Journalists frequently ask questions full of incorrect assumptions, mistaking their job of reporting on a given topic for being significantly knowledgeable on the same. The ideological agendas advanced by various journalists show that the media are not neutral parties. To take just one example, reporters love to push pro-life candidates about every angle of their views on the sanctity of life, posing increasingly difficult questions. But when was the last time you heard a pro-choice politician asked much of anything about his views, much less if he thinks the right to abortion extends to killing a child because she’s a girl?

Many Republican observers were excited by the news that Reince Priebus, Republican National Committee chairman, had announced changes to the 2015 primary debates. Here he was on Hugh Hewitt’s show earlier this year explaining why liberal media will partner with conservative media figures, including Salem Media and Hugh Hewitt, this time around:

RP: Well, hey, congratulations to you and congratulations to Salem Media. This is exactly what I wanted to do a couple of years ago when we talked about taking control of the presidential primary debate process. And I was never interested in turning the debate process into some kind of patty-cake session, but that we would have serious journalists, serious people that wanted to get involved in asking questions and creating a debate environment that would bring honor to the Republican Party, not a debate environment spurred on by nefarious actors like Chris Matthews and others. And so, you know, we’re going to have a reasonable number of debates, and we’re going to have conservatives help in the moderating and the management of these debates, and today was a big announcement. I’m excited about it. I’m happy for you.

That was a big announcement.

So permit me to ask the obvious questions: Why in the world is liberal journalist John Harwood moderating Wednesday’s Republican debate? And where the heck is his conservative media partner?

Surprise! John Harwood Lied About Marco Rubio’s Tax Plan: Sean Davis

As The Federalist‘s Mollie Hemingway predicted, CNBC’s management of Wednesday’s Republican presidential primary debate was a complete disaster. The night’s biggest loser, aside from everyone who suffered through watching the debate debacle, was CNBC moderator John Harwood, who blatantly and aggressively lied about the tax plan proposed by Sen. Marco Rubio (R-Fla.).

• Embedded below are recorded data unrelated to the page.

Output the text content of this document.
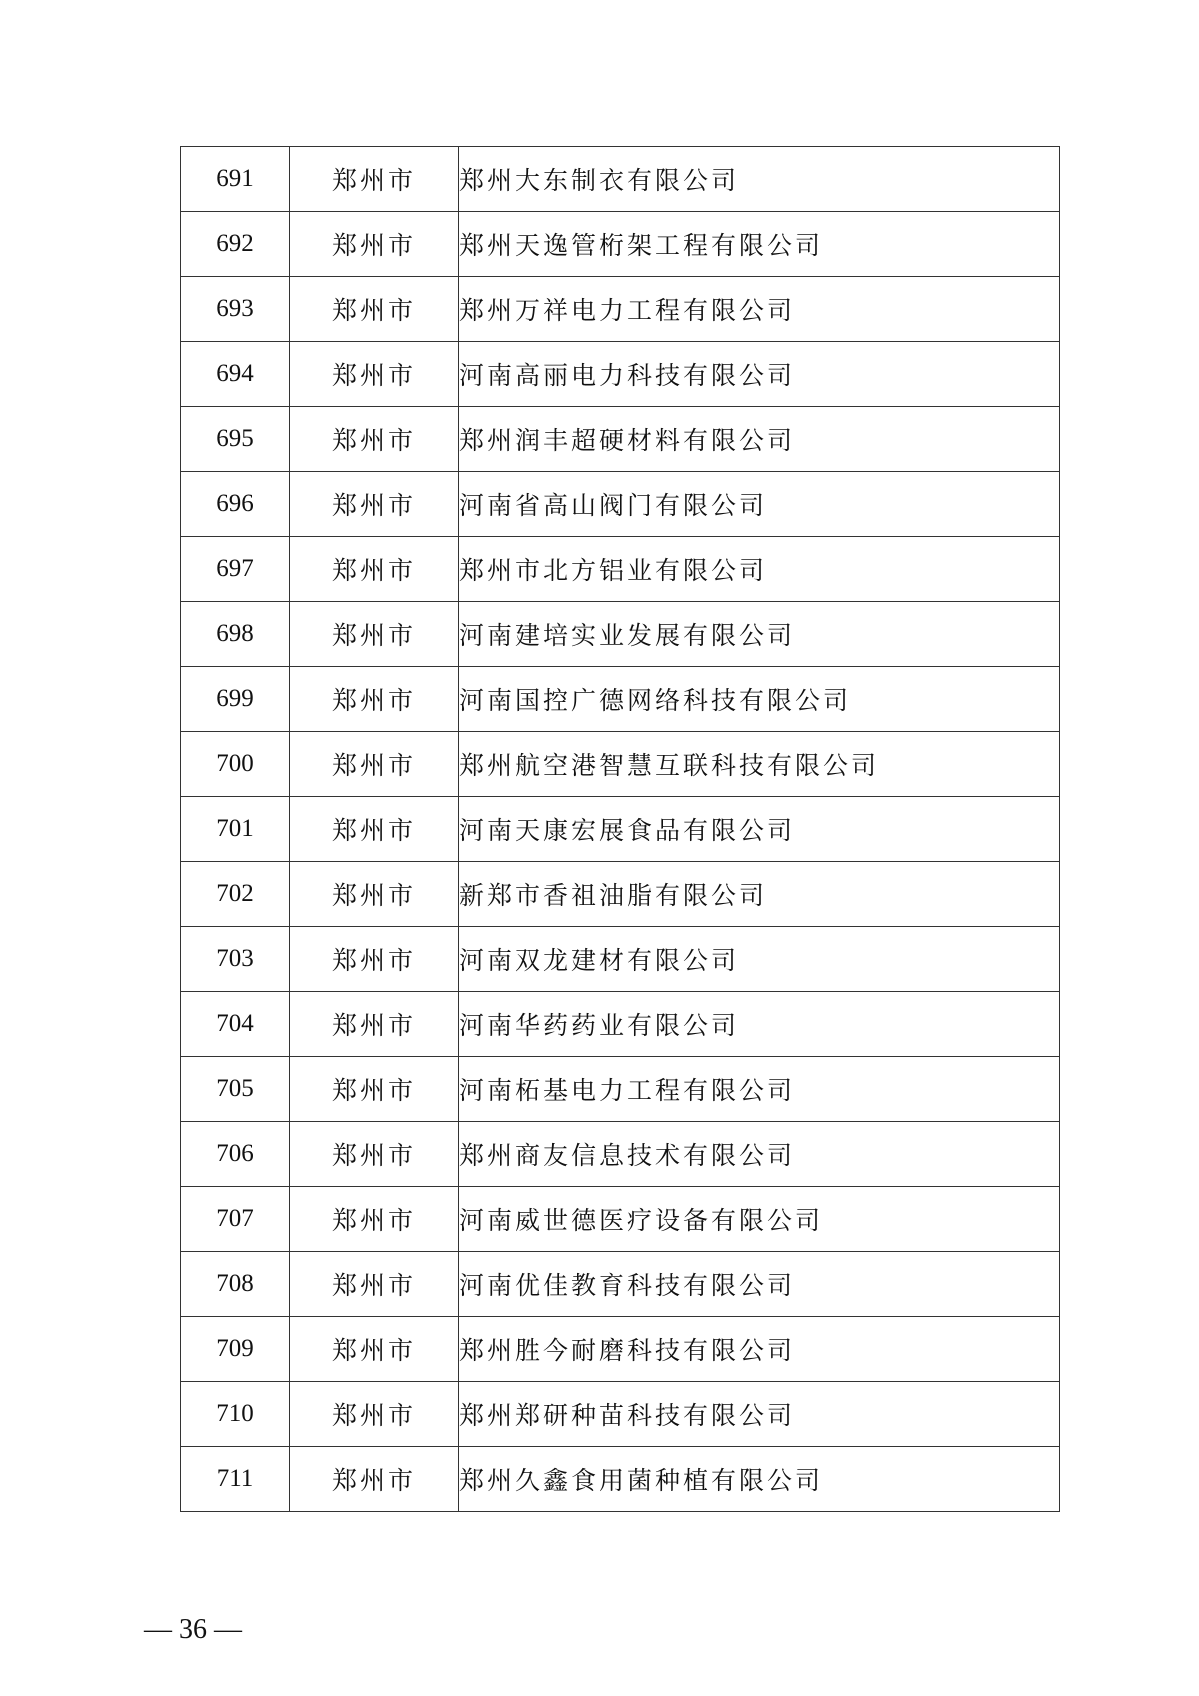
691	郑州市	郑州大东制衣有限公司
692	郑州市	郑州天逸管桁架工程有限公司
693	郑州市	郑州万祥电力工程有限公司
694	郑州市	河南高丽电力科技有限公司
695	郑州市	郑州润丰超硬材料有限公司
696	郑州市	河南省高山阀门有限公司
697	郑州市	郑州市北方铝业有限公司
698	郑州市	河南建培实业发展有限公司
699	郑州市	河南国控广德网络科技有限公司
700	郑州市	郑州航空港智慧互联科技有限公司
701	郑州市	河南天康宏展食品有限公司
702	郑州市	新郑市香祖油脂有限公司
703	郑州市	河南双龙建材有限公司
704	郑州市	河南华药药业有限公司
705	郑州市	河南柘基电力工程有限公司
706	郑州市	郑州商友信息技术有限公司
707	郑州市	河南威世德医疗设备有限公司
708	郑州市	河南优佳教育科技有限公司
709	郑州市	郑州胜今耐磨科技有限公司
710	郑州市	郑州郑研种苗科技有限公司
711	郑州市	郑州久鑫食用菌种植有限公司
— 36 —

Harwood accused Rubio of offering a tax plan that was heavily tilted towards the rich. When Rubio corrected him and said that no, lower-income taxpayers receive a higher percentage of the plan’s benefits than rich taxpayers, Harwood repeatedly argued with him and declared that Rubio’s plan was just a big, fat giveaway to the wealthy 1 percent. Proving that his agenda was to push progressive talking points, not to offer debate questions that might lead to insightful answers, John Harwood swore up and down on live television that the conservative Tax Foundation backed up his assertion about Rubio’s tax plan.